According to experts, air pollution also plays a significant role in making COVID infections worse.
Dr. Praveen Gupta, Director and Head, Neurology, Fortis Hospital in Gurugram told IANS: "Pollution has been identified as a leading cause of stroke and heart disease increasing the risk by 25 per cent in people who do not have risk factors for stroke or any heart ailment."
"Exposure to high levels of air pollutants may cause irritation to the eyes, nose and throat, wheezing, coughing, breathing problems. Air pollution can also affect existing lung and heart conditions," he added.
Smog can cause irritation in the eyes, throat and can damage the lungs, can also lead to fatigue, migraine, headaches, anxiety and depression.

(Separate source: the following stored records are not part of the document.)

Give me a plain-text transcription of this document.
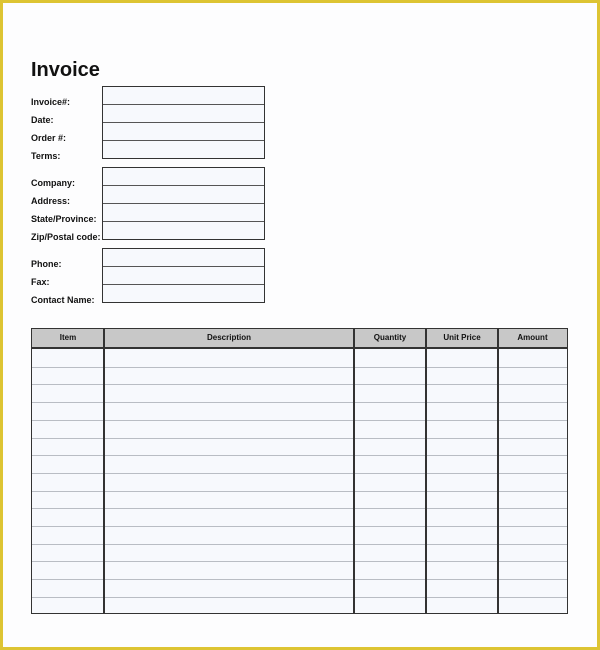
Invoice
Invoice#:
Date:
Order #:
Terms:
Company:
Address:
State/Province:
Zip/Postal code:
Phone:
Fax:
Contact Name:
Item	Description	Quantity	Unit Price	Amount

"It can also worsen the skin, cause allergic disorders as well as significant hair problems," Gupta added.
He has observed a 25 per cent increase in patients with respiratory disorders in the OPD in past weeks.
Dr. Puneet Khanna, HOD and consultant-Respiratory Medicine, HCMCT Manipal Hospitals in Delhi said that as the winter approaches, smog is exacerbated by low temperature and slow movement of air.
"Ground-level ozone O3 and PM2.5 play a significant role in the formation of smog. Besides industrial activities and public transportation, stubble burning and road dust are majorly responsible for smog in winters," Khanna informed.
The vulnerable group include newborns and children, pregnant women, elderly and those with pre-existing health conditions such as asthma, chronic bronchitis, diabetics, angina and cardiac diseases.
Peaks in air pollution often irritate the upper and lower respiratory system making it harder to breathe besides aggravating symptoms of asthma and COPD.
According to Dr. Khanna, even a small increase in air pollution leads to heavy rush in OPDs, increased emergency room visits, hospitalisations and deaths. Long-term risks include lung cancer and reduction in life expectancy.
"During smog periods, these people should avoid intense physical activity outdoors particularly in morning and evening hours. They should venture out if absolutely essential and preferably wear an N95 mask during peak hours," he said.
Dr. Navneet Sood, Pulmonary Consultant, Dharamshila Narayana Superspeciality Hospital said that "the apparent effect of air amid COVID pandemic is creating more problems for people living in Delhi-NCR".
"A comprehensive approach is needed to deal with the problem. Wear a mask whenever stepping out of the house, avoid going out early morning and late evening, follow every precaution related to COVID-19," Sood advised.